Resnet conv2d output has 2 dimensions (batch size and the tensor size)?

Oguzhan · September 14, 2022, 9:58pm

Hi, I would like to use just the beginnig part of resnet, so I did the thing below:

feature_map_extractor = torch.hub.load('pytorch/vision:v0.10.0', 'resnet50', pretrained=True)
feature_map_extractor.layer1 = nn.Sequential()
feature_map_extractor.layer2 = nn.Sequential()
feature_map_extractor.layer3 = nn.Sequential()
feature_map_extractor.layer4 = nn.Sequential()
feature_map_extractor.fc = nn.Sequential()
feature_map_extractor.avgpool = nn.Sequential()
feature_map_extractor.maxpool = nn.Sequential()

and the model is like this as I expected:
ResNet(
(conv1): Conv2d(3, 64, kernel_size=(7, 7), stride=(2, 2), padding=(3, 3), bias=False)
(bn1): BatchNorm2d(64, eps=1e-05, momentum=0.1, affine=True, track_running_stats=True)
(relu): ReLU(inplace=True)
(maxpool): Sequential()
(layer1): Sequential()
(layer2): Sequential()
(layer3): Sequential()
(layer4): Sequential()
(avgpool): Sequential()
(fc): Sequential()

and I would like to get the things that has a shape like square cause my image has square shape and resnet applies conv2d. But I got the shape below:

image = torch.randn((1,3,256,256))
a = feature_map_extractor(image)
a.shape

torch.Size([1, 1048576])

Why is that ?

Karthik_Ganesan · September 14, 2022, 10:51pm

The final layer is a FC layer, which outputs [M, N], where M is the batch size (1 in your case) and N, which is the total number of neurons in the final FC layer.

ResNet does not JUST apply Conv2D. It also applies several layers afterwards, including the final FC layer. when you do a = feature_map_extractor(image), it is the final FC layer which determines the final output shape.

Oguzhan · September 15, 2022, 8:09am

@Karthik_Ganesan But I define it as nn.Sequential(), so I must be bypass it. And as we see the output of the model architecture it is just Sequential() layer so it should do nothing.

Oguzhan · September 15, 2022, 11:06am

I did

feature_map_extractor = nn.Sequential(feature_map_extractor.conv1,feature_map_extractor.bn1,feature_map_extractor.relu)

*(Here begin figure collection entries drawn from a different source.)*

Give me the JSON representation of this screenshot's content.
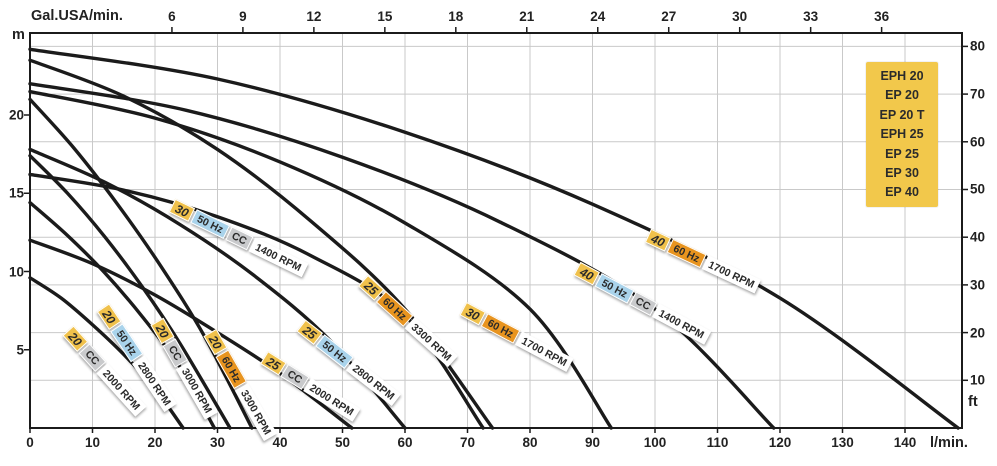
{
  "chart_data": {
    "type": "line",
    "title": "",
    "axes": {
      "top": {
        "label": "Gal.USA/min.",
        "ticks": [
          6,
          9,
          12,
          15,
          18,
          21,
          24,
          27,
          30,
          33,
          36
        ]
      },
      "bottom": {
        "label": "l/min.",
        "ticks": [
          0,
          10,
          20,
          30,
          40,
          50,
          60,
          70,
          80,
          90,
          100,
          110,
          120,
          130,
          140
        ]
      },
      "left": {
        "label": "m",
        "ticks": [
          5,
          10,
          15,
          20
        ]
      },
      "right": {
        "label": "ft",
        "ticks": [
          10,
          20,
          30,
          40,
          50,
          60,
          70,
          80
        ]
      }
    },
    "x_range_lmin": [
      0,
      149
    ],
    "y_range_m": [
      0,
      25.2
    ],
    "grid": {
      "vertical_every_lmin": 10,
      "horizontal_every_ft": 10,
      "gal_per_lmin": 0.2642,
      "ft_per_m": 3.2808
    },
    "series": [
      {
        "model": "40",
        "freq": "60 Hz",
        "cc": false,
        "rpm": "1700 RPM",
        "label": {
          "q": 98.9,
          "h": 12.8,
          "angle": 25
        },
        "points": [
          [
            0,
            24.2
          ],
          [
            30,
            22.3
          ],
          [
            60,
            18.9
          ],
          [
            90,
            14.3
          ],
          [
            120,
            8.3
          ],
          [
            148.5,
            0
          ]
        ]
      },
      {
        "model": "40",
        "freq": "50 Hz",
        "cc": true,
        "rpm": "1400 RPM",
        "label": {
          "q": 87.5,
          "h": 10.7,
          "angle": 28
        },
        "points": [
          [
            0,
            22.0
          ],
          [
            25,
            20.3
          ],
          [
            50,
            17.3
          ],
          [
            75,
            13.2
          ],
          [
            100,
            7.6
          ],
          [
            119,
            0
          ]
        ]
      },
      {
        "model": "30",
        "freq": "60 Hz",
        "cc": false,
        "rpm": "1700 RPM",
        "label": {
          "q": 69.3,
          "h": 8.1,
          "angle": 28
        },
        "points": [
          [
            0,
            21.5
          ],
          [
            20,
            19.8
          ],
          [
            40,
            17.0
          ],
          [
            60,
            13.1
          ],
          [
            80,
            7.6
          ],
          [
            93,
            0
          ]
        ]
      },
      {
        "model": "30",
        "freq": "50 Hz",
        "cc": true,
        "rpm": "1400 RPM",
        "label": {
          "q": 22.7,
          "h": 14.7,
          "angle": 26
        },
        "points": [
          [
            0,
            16.2
          ],
          [
            15,
            15.2
          ],
          [
            30,
            13.5
          ],
          [
            45,
            11.0
          ],
          [
            60,
            7.2
          ],
          [
            72.5,
            0
          ]
        ]
      },
      {
        "model": "25",
        "freq": "60 Hz",
        "cc": false,
        "rpm": "3300 RPM",
        "label": {
          "q": 53.3,
          "h": 9.9,
          "angle": 42
        },
        "points": [
          [
            0,
            23.5
          ],
          [
            15,
            21.2
          ],
          [
            30,
            17.8
          ],
          [
            45,
            13.2
          ],
          [
            60,
            7.6
          ],
          [
            74,
            0
          ]
        ]
      },
      {
        "model": "25",
        "freq": "50 Hz",
        "cc": false,
        "rpm": "2800 RPM",
        "label": {
          "q": 43.3,
          "h": 7.0,
          "angle": 38
        },
        "points": [
          [
            0,
            17.8
          ],
          [
            12,
            15.7
          ],
          [
            24,
            13.0
          ],
          [
            36,
            9.7
          ],
          [
            48,
            5.6
          ],
          [
            60,
            0
          ]
        ]
      },
      {
        "model": "25",
        "freq": null,
        "cc": true,
        "rpm": "2000 RPM",
        "label": {
          "q": 37.5,
          "h": 5.0,
          "angle": 32
        },
        "points": [
          [
            0,
            12.0
          ],
          [
            10,
            10.5
          ],
          [
            20,
            8.5
          ],
          [
            30,
            6.1
          ],
          [
            40,
            3.5
          ],
          [
            51.5,
            0
          ]
        ]
      },
      {
        "model": "20",
        "freq": "60 Hz",
        "cc": false,
        "rpm": "3300 RPM",
        "label": {
          "q": 28.8,
          "h": 6.6,
          "angle": 60
        },
        "points": [
          [
            0,
            21.0
          ],
          [
            7,
            17.9
          ],
          [
            14,
            14.3
          ],
          [
            21,
            10.3
          ],
          [
            28,
            5.8
          ],
          [
            35.5,
            0
          ]
        ]
      },
      {
        "model": "20",
        "freq": null,
        "cc": true,
        "rpm": "3000 RPM",
        "label": {
          "q": 20.3,
          "h": 7.3,
          "angle": 60
        },
        "points": [
          [
            0,
            17.4
          ],
          [
            6,
            15.0
          ],
          [
            12,
            12.2
          ],
          [
            18,
            9.0
          ],
          [
            24,
            5.4
          ],
          [
            32,
            0
          ]
        ]
      },
      {
        "model": "20",
        "freq": "50 Hz",
        "cc": false,
        "rpm": "2800 RPM",
        "label": {
          "q": 11.7,
          "h": 8.2,
          "angle": 56
        },
        "points": [
          [
            0,
            14.4
          ],
          [
            6,
            12.3
          ],
          [
            12,
            9.9
          ],
          [
            18,
            7.1
          ],
          [
            24,
            3.9
          ],
          [
            29.5,
            0
          ]
        ]
      },
      {
        "model": "20",
        "freq": null,
        "cc": true,
        "rpm": "2000 RPM",
        "label": {
          "q": 6.1,
          "h": 6.7,
          "angle": 48
        },
        "points": [
          [
            0,
            9.6
          ],
          [
            5,
            8.3
          ],
          [
            10,
            6.6
          ],
          [
            15,
            4.7
          ],
          [
            20,
            2.5
          ],
          [
            24.5,
            0
          ]
        ]
      }
    ]
  },
  "legend": {
    "models": [
      "EPH 20",
      "EP 20",
      "EP 20 T",
      "EPH 25",
      "EP 25",
      "EP 30",
      "EP 40"
    ]
  },
  "colors": {
    "curve": "#1b1b1b",
    "grid": "#c9c9c9",
    "axis": "#1b1b1b",
    "text": "#222222",
    "legend_bg": "#F2C84B",
    "model_badge": "#F0C14B",
    "hz50_badge": "#A9D3EB",
    "hz60_badge": "#E8941F",
    "cc_badge": "#C9CACC",
    "rpm_badge": "#FFFFFF"
  }
}
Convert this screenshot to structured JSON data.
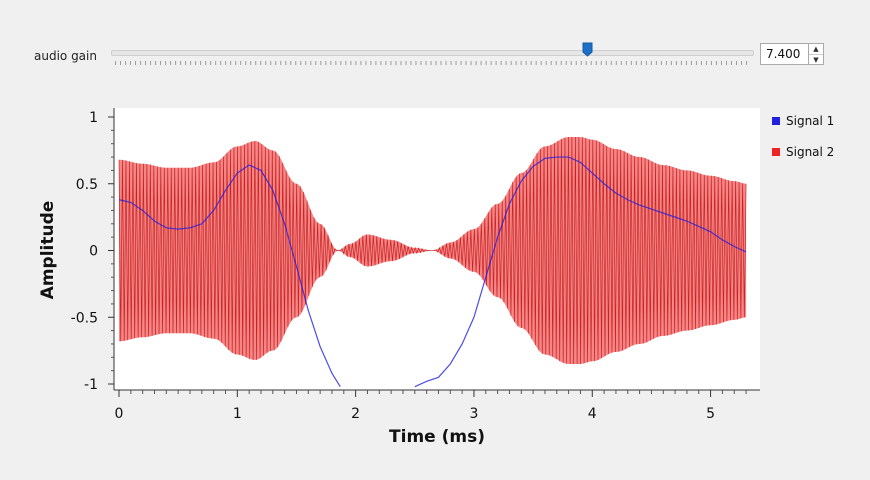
{
  "gain": {
    "label": "audio gain",
    "value": 7.4,
    "value_text": "7.400",
    "min": 0,
    "max": 12.5,
    "accent": "#1e6fc8"
  },
  "chart_data": {
    "type": "line",
    "xlabel": "Time (ms)",
    "ylabel": "Amplitude",
    "xlim": [
      0,
      5.35
    ],
    "ylim": [
      -1,
      1
    ],
    "x_ticks": [
      "0",
      "1",
      "2",
      "3",
      "4",
      "5"
    ],
    "y_ticks": [
      "1",
      "0.5",
      "0",
      "-0.5",
      "-1"
    ],
    "legend_position": "right",
    "series": [
      {
        "name": "Signal 1",
        "color": "#2020e0",
        "x": [
          0,
          0.1,
          0.2,
          0.3,
          0.4,
          0.5,
          0.6,
          0.7,
          0.8,
          0.9,
          1.0,
          1.1,
          1.2,
          1.3,
          1.4,
          1.5,
          1.6,
          1.7,
          1.8,
          1.87,
          2.5,
          2.6,
          2.7,
          2.8,
          2.9,
          3.0,
          3.1,
          3.2,
          3.3,
          3.4,
          3.5,
          3.6,
          3.7,
          3.8,
          3.9,
          4.0,
          4.1,
          4.2,
          4.3,
          4.4,
          4.5,
          4.6,
          4.7,
          4.8,
          4.9,
          5.0,
          5.1,
          5.2,
          5.3
        ],
        "y": [
          0.38,
          0.36,
          0.3,
          0.22,
          0.17,
          0.16,
          0.17,
          0.2,
          0.3,
          0.45,
          0.58,
          0.64,
          0.6,
          0.45,
          0.2,
          -0.12,
          -0.45,
          -0.72,
          -0.92,
          -1.02,
          -1.02,
          -0.98,
          -0.95,
          -0.85,
          -0.7,
          -0.5,
          -0.2,
          0.1,
          0.35,
          0.52,
          0.63,
          0.69,
          0.7,
          0.7,
          0.66,
          0.58,
          0.5,
          0.43,
          0.38,
          0.34,
          0.31,
          0.28,
          0.25,
          0.22,
          0.18,
          0.14,
          0.08,
          0.03,
          -0.01
        ]
      },
      {
        "name": "Signal 2",
        "color": "#ee2222",
        "kind": "oscillating envelope",
        "cycles": 180,
        "envelope_x": [
          0,
          0.2,
          0.4,
          0.6,
          0.8,
          1.0,
          1.15,
          1.3,
          1.5,
          1.7,
          1.85,
          1.95,
          2.1,
          2.3,
          2.5,
          2.65,
          2.8,
          3.0,
          3.2,
          3.4,
          3.6,
          3.8,
          3.9,
          4.0,
          4.2,
          4.4,
          4.6,
          4.8,
          5.0,
          5.2,
          5.3
        ],
        "envelope_y": [
          0.68,
          0.65,
          0.62,
          0.62,
          0.66,
          0.78,
          0.82,
          0.75,
          0.5,
          0.2,
          0.0,
          0.05,
          0.12,
          0.08,
          0.02,
          0.0,
          0.06,
          0.16,
          0.35,
          0.58,
          0.78,
          0.85,
          0.85,
          0.83,
          0.76,
          0.7,
          0.64,
          0.6,
          0.56,
          0.52,
          0.5
        ]
      }
    ]
  }
}
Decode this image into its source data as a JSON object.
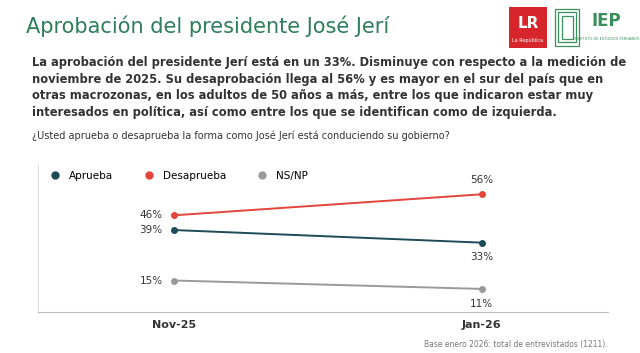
{
  "header": {
    "title": "Aprobación del presidente José Jerí",
    "logos": [
      "LR",
      "La República",
      "IEP",
      "INSTITUTO DE ESTUDIOS PERUANOS"
    ]
  },
  "text": {
    "paragraph": "La aprobación del presidente Jerí está en un 33%. Disminuye con respecto a la medición de noviembre de 2025. Su desaprobación llega al 56% y es mayor en el sur del país que en otras macrozonas, en los adultos de 50 años a más, entre los que indicaron estar muy interesados en política, así como entre los que se identifican como de izquierda.",
    "question": "¿Usted aprueba o desaprueba la forma como José Jerí está conduciendo su gobierno?",
    "footer": "Base enero 2026: total de entrevistados (1211)."
  },
  "chart_data": {
    "type": "line",
    "categories": [
      "Nov-25",
      "Jan-26"
    ],
    "series": [
      {
        "name": "Aprueba",
        "color": "#1d4b57",
        "marker": "o",
        "line_style": "solid",
        "values": [
          39,
          33
        ],
        "value_labels": [
          "39%",
          "33%"
        ]
      },
      {
        "name": "Desaprueba",
        "color": "#e3453b",
        "marker": "o",
        "line_style": "solid",
        "values": [
          46,
          56
        ],
        "value_labels": [
          "46%",
          "56%"
        ]
      },
      {
        "name": "NS/NP",
        "color": "#9a9a9a",
        "marker": "o",
        "line_style": "solid",
        "values": [
          15,
          11
        ],
        "value_labels": [
          "15%",
          "11%"
        ]
      }
    ],
    "ylim": [
      0,
      70
    ],
    "tick_labels": "x",
    "data_labels": true,
    "legend": "upper left",
    "grid": false
  }
}
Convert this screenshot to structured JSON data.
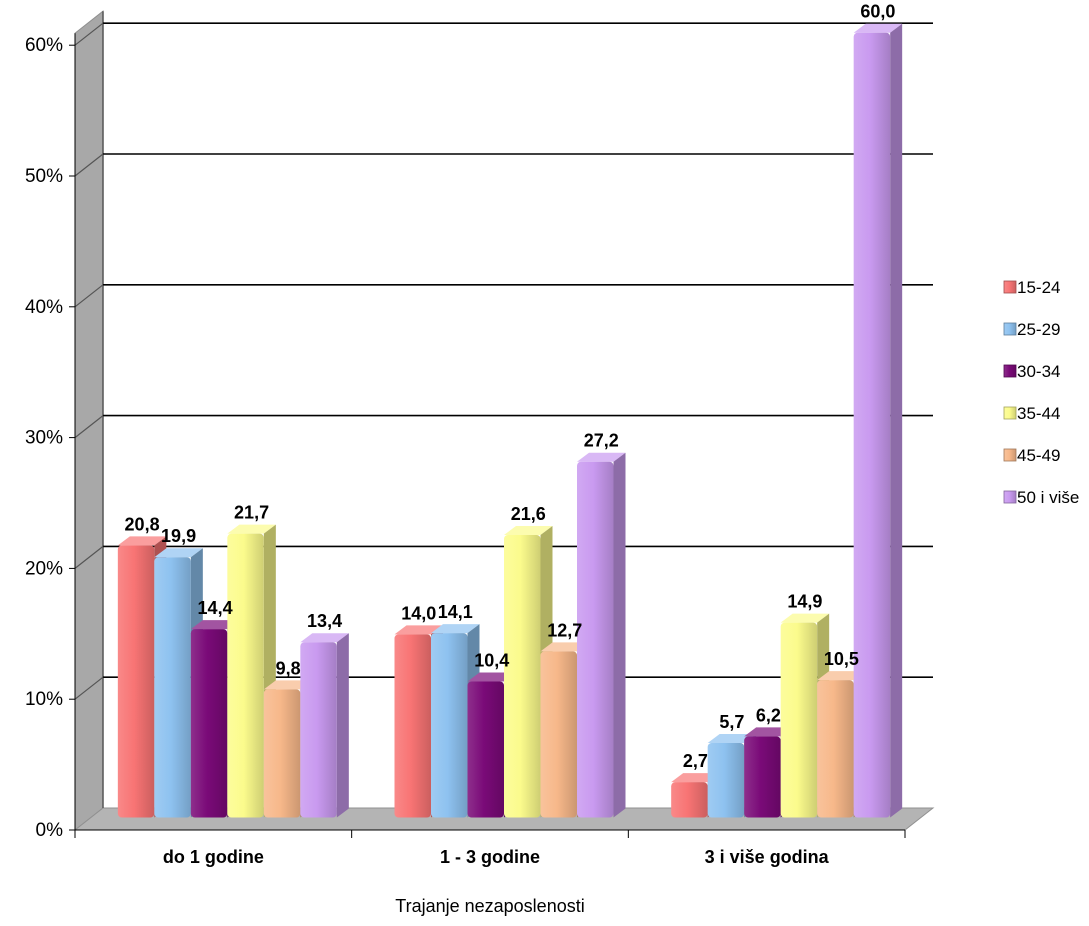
{
  "chart_data": {
    "type": "bar",
    "categories": [
      "do 1 godine",
      "1 - 3 godine",
      "3 i više godina"
    ],
    "series": [
      {
        "name": "15-24",
        "color": "#f87474",
        "values": [
          20.8,
          14.0,
          2.7
        ]
      },
      {
        "name": "25-29",
        "color": "#8ec2f0",
        "values": [
          19.9,
          14.1,
          5.7
        ]
      },
      {
        "name": "30-34",
        "color": "#7a0a78",
        "values": [
          14.4,
          10.4,
          6.2
        ]
      },
      {
        "name": "35-44",
        "color": "#fbfb8c",
        "values": [
          21.7,
          21.6,
          14.9
        ]
      },
      {
        "name": "45-49",
        "color": "#f7b88a",
        "values": [
          9.8,
          12.7,
          10.5
        ]
      },
      {
        "name": "50 i više",
        "color": "#c99af0",
        "values": [
          13.4,
          27.2,
          60.0
        ]
      }
    ],
    "data_labels": [
      [
        "20,8",
        "14,0",
        "2,7"
      ],
      [
        "19,9",
        "14,1",
        "5,7"
      ],
      [
        "14,4",
        "10,4",
        "6,2"
      ],
      [
        "21,7",
        "21,6",
        "14,9"
      ],
      [
        "9,8",
        "12,7",
        "10,5"
      ],
      [
        "13,4",
        "27,2",
        "60,0"
      ]
    ],
    "y_ticks": [
      "0%",
      "10%",
      "20%",
      "30%",
      "40%",
      "50%",
      "60%"
    ],
    "ylim": [
      0,
      60
    ],
    "xlabel": "Trajanje nezaposlenosti",
    "ylabel": "",
    "title": "",
    "grid": true,
    "legend": "right",
    "style": "3d-bar"
  }
}
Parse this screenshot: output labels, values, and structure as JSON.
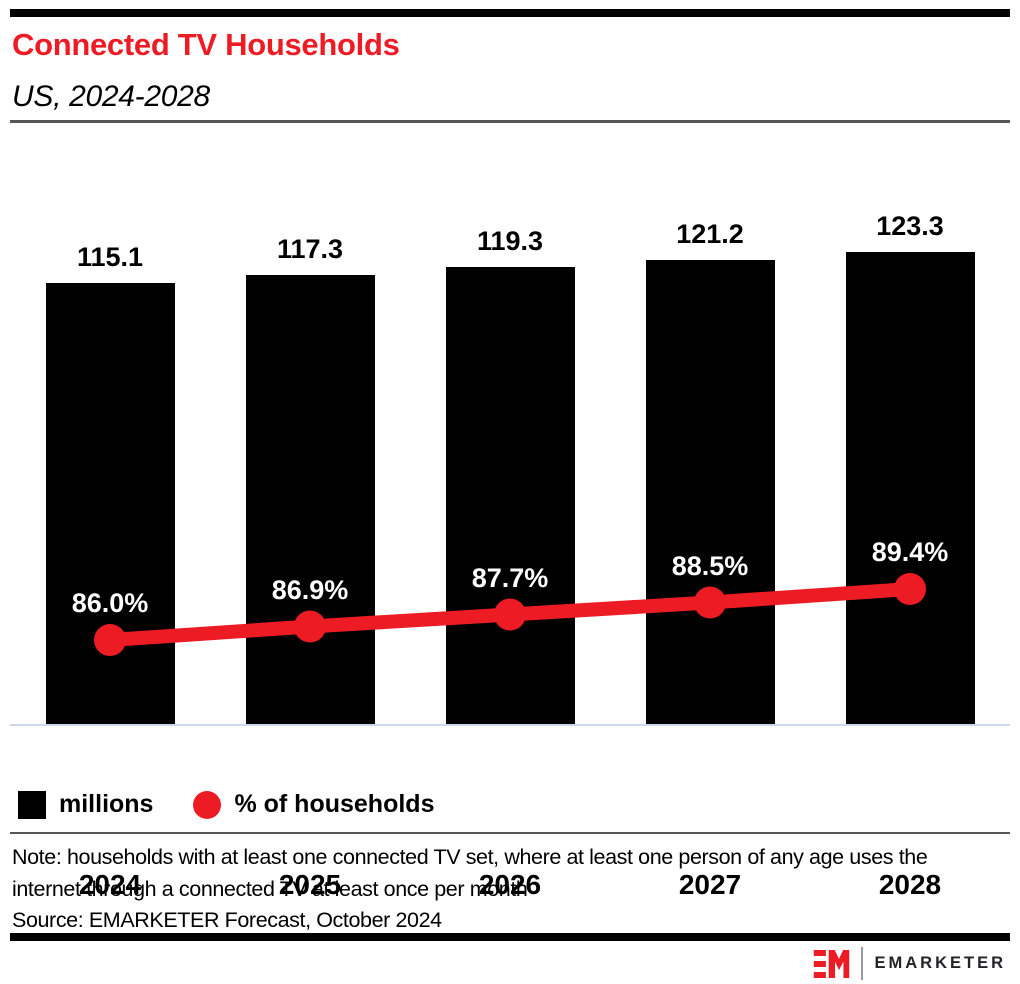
{
  "chart_data": {
    "type": "bar",
    "title": "Connected TV Households",
    "subtitle": "US, 2024-2028",
    "categories": [
      "2024",
      "2025",
      "2026",
      "2027",
      "2028"
    ],
    "series": [
      {
        "name": "millions",
        "type": "bar",
        "color": "#000000",
        "values": [
          115.1,
          117.3,
          119.3,
          121.2,
          123.3
        ]
      },
      {
        "name": "% of households",
        "type": "line",
        "color": "#ED1C24",
        "values": [
          86.0,
          86.9,
          87.7,
          88.5,
          89.4
        ]
      }
    ],
    "ylim": [
      0,
      130
    ],
    "grid": false,
    "legend_position": "bottom"
  },
  "legend": {
    "items": [
      {
        "label": "millions",
        "swatch": "black-square"
      },
      {
        "label": "% of households",
        "swatch": "red-circle"
      }
    ]
  },
  "footer": {
    "note": "Note: households with at least one connected TV set, where at least one person of any age uses the internet through a connected TV at least once per month",
    "source": "Source: EMARKETER Forecast, October 2024",
    "brand": "EMARKETER"
  },
  "colors": {
    "accent_red": "#ED1C24",
    "bar_black": "#000000",
    "baseline_line": "#CCD7EC",
    "divider_gray": "#56575B"
  }
}
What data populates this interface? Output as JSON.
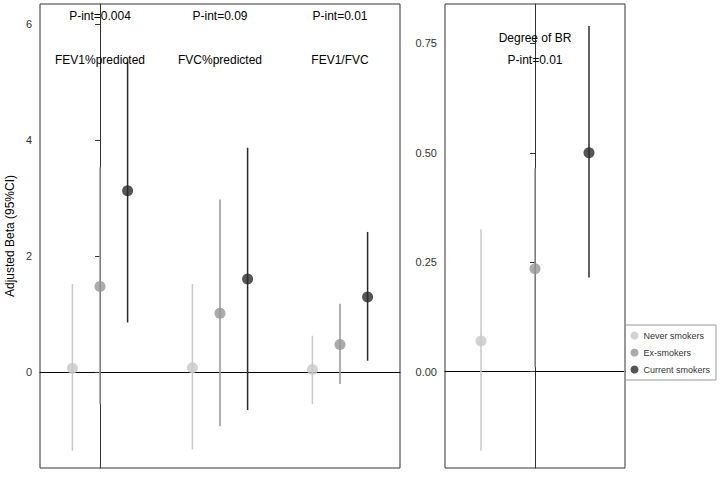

and works fine. I think resnet50 implementation has F.flatten or something like that. So I could not remove it.

Karthik_Ganesan · September 16, 2022, 3:19pm

Yes, models typically have a flatten or view function before the first FC layer. To take a look at all the layers and the shapes of their inputs and outputs, you can use something like Torch Summary.